Life, Laws, and Abortion
So, using the type of rationale that presumes more laws are good, as long as one life is saved by them, our society should be outlawing abortion, right? If more gun control laws that infringe on the rights of Americans to own guns will save even one life, which would make the new laws worthwhile, shouldn't the "rights" of women to kill their unborn offspring be secondary to the laws limiting a woman's freedom to pursue inconsequential sex so her baby could live?
Isn't that the corollary to "even if one new law saved a life, it would be worth it" in the abortion debate?
Of course, since it works to the advantage of pro-lifers, perhaps gun advocates should re-think their opposition to more gun laws. But the fact is, "even if one new law saved a life" needs to be balanced against the wider scope - pardon the pun - of civil rights and basic morality. In the case of gun rights, since so few guns are involved in the horrific crimes that have captured our nation's emotions, and since so many gun owners act responsibly with the weapons they own, curbing gun violence has more to do with societal attitudes towards violence and conflict resolution than more legislation.
In terms of abortion, it's not just one life that is saved by making abortion illegal, but millions.

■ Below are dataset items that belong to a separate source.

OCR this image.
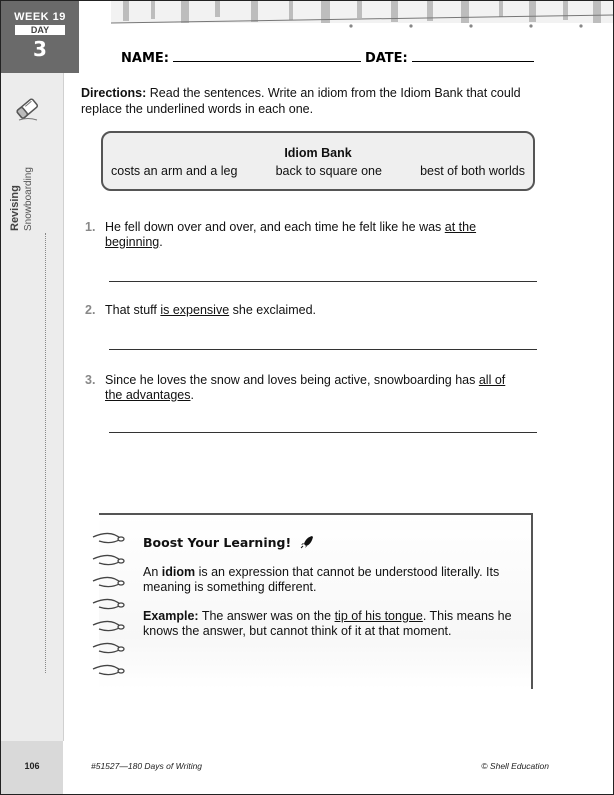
WEEK 19
DAY
3
Revising Snowboarding
106
NAME:	DATE:
Directions: Read the sentences. Write an idiom from the Idiom Bank that could replace the underlined words in each one.
Idiom Bank
costs an arm and a leg	back to square one	best of both worlds
1. He fell down over and over, and each time he felt like he was at the beginning.
2. That stuff is expensive she exclaimed.
3. Since he loves the snow and loves being active, snowboarding has all of the advantages.
Boost Your Learning!
An idiom is an expression that cannot be understood literally. Its meaning is something different.
Example: The answer was on the tip of his tongue. This means he knows the answer, but cannot think of it at that moment.
#51527—180 Days of Writing	© Shell Education
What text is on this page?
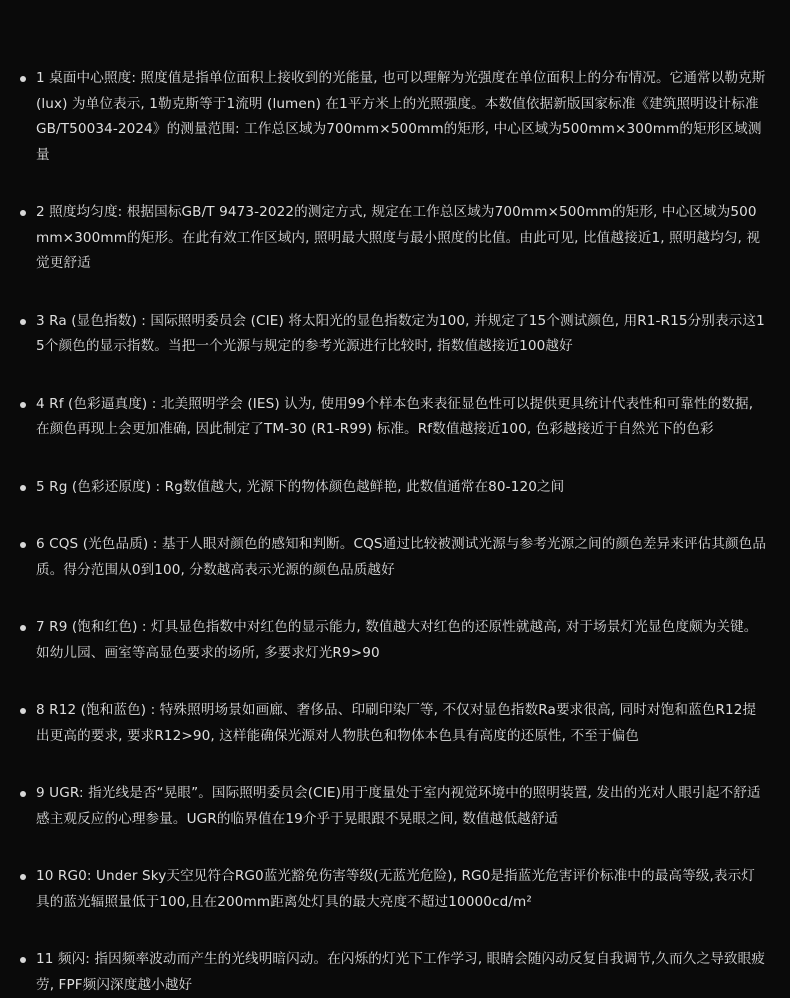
1 桌面中心照度: 照度值是指单位面积上接收到的光能量, 也可以理解为光强度在单位面积上的分布情况。它通常以勒克斯 (lux) 为单位表示, 1勒克斯等于1流明 (lumen) 在1平方米上的光照强度。本数值依据新版国家标准《建筑照明设计标准GB/T50034-2024》的测量范围: 工作总区域为700mm×500mm的矩形, 中心区域为500mm×300mm的矩形区域测量
2 照度均匀度: 根据国标GB/T 9473-2022的测定方式, 规定在工作总区域为700mm×500mm的矩形, 中心区域为500mm×300mm的矩形。在此有效工作区域内, 照明最大照度与最小照度的比值。由此可见, 比值越接近1, 照明越均匀, 视觉更舒适
3 Ra (显色指数) : 国际照明委员会 (CIE) 将太阳光的显色指数定为100, 并规定了15个测试颜色, 用R1-R15分别表示这15个颜色的显示指数。当把一个光源与规定的参考光源进行比较时, 指数值越接近100越好
4 Rf (色彩逼真度) : 北美照明学会 (IES) 认为, 使用99个样本色来表征显色性可以提供更具统计代表性和可靠性的数据, 在颜色再现上会更加准确, 因此制定了TM-30 (R1-R99) 标准。Rf数值越接近100, 色彩越接近于自然光下的色彩
5 Rg (色彩还原度) : Rg数值越大, 光源下的物体颜色越鲜艳, 此数值通常在80-120之间
6 CQS (光色品质) : 基于人眼对颜色的感知和判断。CQS通过比较被测试光源与参考光源之间的颜色差异来评估其颜色品质。得分范围从0到100, 分数越高表示光源的颜色品质越好
7 R9 (饱和红色) : 灯具显色指数中对红色的显示能力, 数值越大对红色的还原性就越高, 对于场景灯光显色度颇为关键。如幼儿园、画室等高显色要求的场所, 多要求灯光R9>90
8 R12 (饱和蓝色) : 特殊照明场景如画廊、奢侈品、印刷印染厂等, 不仅对显色指数Ra要求很高, 同时对饱和蓝色R12提出更高的要求, 要求R12>90, 这样能确保光源对人物肤色和物体本色具有高度的还原性, 不至于偏色
9 UGR: 指光线是否“晃眼”。国际照明委员会(CIE)用于度量处于室内视觉环境中的照明装置, 发出的光对人眼引起不舒适感主观反应的心理参量。UGR的临界值在19介乎于晃眼跟不晃眼之间, 数值越低越舒适
10 RG0: Under Sky天空见符合RG0蓝光豁免伤害等级(无蓝光危险), RG0是指蓝光危害评价标准中的最高等级,表示灯具的蓝光辐照量低于100,且在200mm距离处灯具的最大亮度不超过10000cd/m²
11 频闪: 指因频率波动而产生的光线明暗闪动。在闪烁的灯光下工作学习, 眼睛会随闪动反复自我调节,久而久之导致眼疲劳, FPF频闪深度越小越好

And it's not a mother's rights to irresponsible sex that government needs to protect, but the right of life that begins at conception to make it through birth alive. Since the mother is opting for murder, the state needs to protect innocent life.
This is the logic behind gun rights advocates resisting more gun control, and pro-life advocates working to save the unborn. Not "even if one new law saved a life."
Love the Sinner, Accommodate the Sin?
By the way, speaking of logic - or the lack of it, advocates of amnesty for illegal immigrants are increasingly relying on the "treat them as people" argument for letting illegals stay in the United States despite their status as lawbreakers.
"We need to sympathize over the plight of these people, and understand that simply kicking them out of our country and back into a culture that their kids, especially, would find foreign is inhumane."
OK, if that is the case, then why should evangelicals insist, for example, that homosexuals who come to Christ abandon their homosexual lifestyle? Homosexuality is as much against God's law as breaking national sovereignty laws, is it not? What's the difference? I imagine it would be just as difficult - if not more so - for a gay person to leave their sexual relationships, than for a family here illegally to return to their native country. If we're talking inhumanity and lack of love, what's the difference?
Christians who advocate for amnesty rely on the "sojourners and strangers in your midst" scriptures that teach us to treat people unlike us with kindness and dignity. However, couldn't "sojourners and strangers" be the unsaved people who populate our pews alongside us on Sunday mornings in our churches? But do we preach that people can stay in their sin after they repent and turn to Christ?
Of course not! We believers pursue discipleship so we can learn how to better love our Savior and demonstrate our faith by committing our ways - sins and all - to His lordship in our lives. If that means we need to make lifestyle changes, then we make those changes.
How is that different for illegals? Granted, most evangelicals have not displayed much Christ-like love to illegals, let alone gays. So, to the extent that we still need to learn how to demonstrate love to these people groups, the point being made by the "sojourners and strangers" crowd is well taken. For example, although I oppose amnesty, I support a moratorium on deportations, while efforts to encourage illegals to return to their native countries have time to take effect.
Meanwhile, do you see how careful we need to be in the sides we take and what we say to support our positions? Logic is a critical component in every conversation, particularly ones in which emotions can run high. We need to use the brains God has given us more effectively as we represent Christ in our fallen world.
It may not win us popularity, but popularity is like guns and living in a country illegally. God doesn't guarantee us the right to have or do any of them. But He does expect us to choose our positions on these issues with integrity and compassion.
While we rely far less on laws, and totally on Him.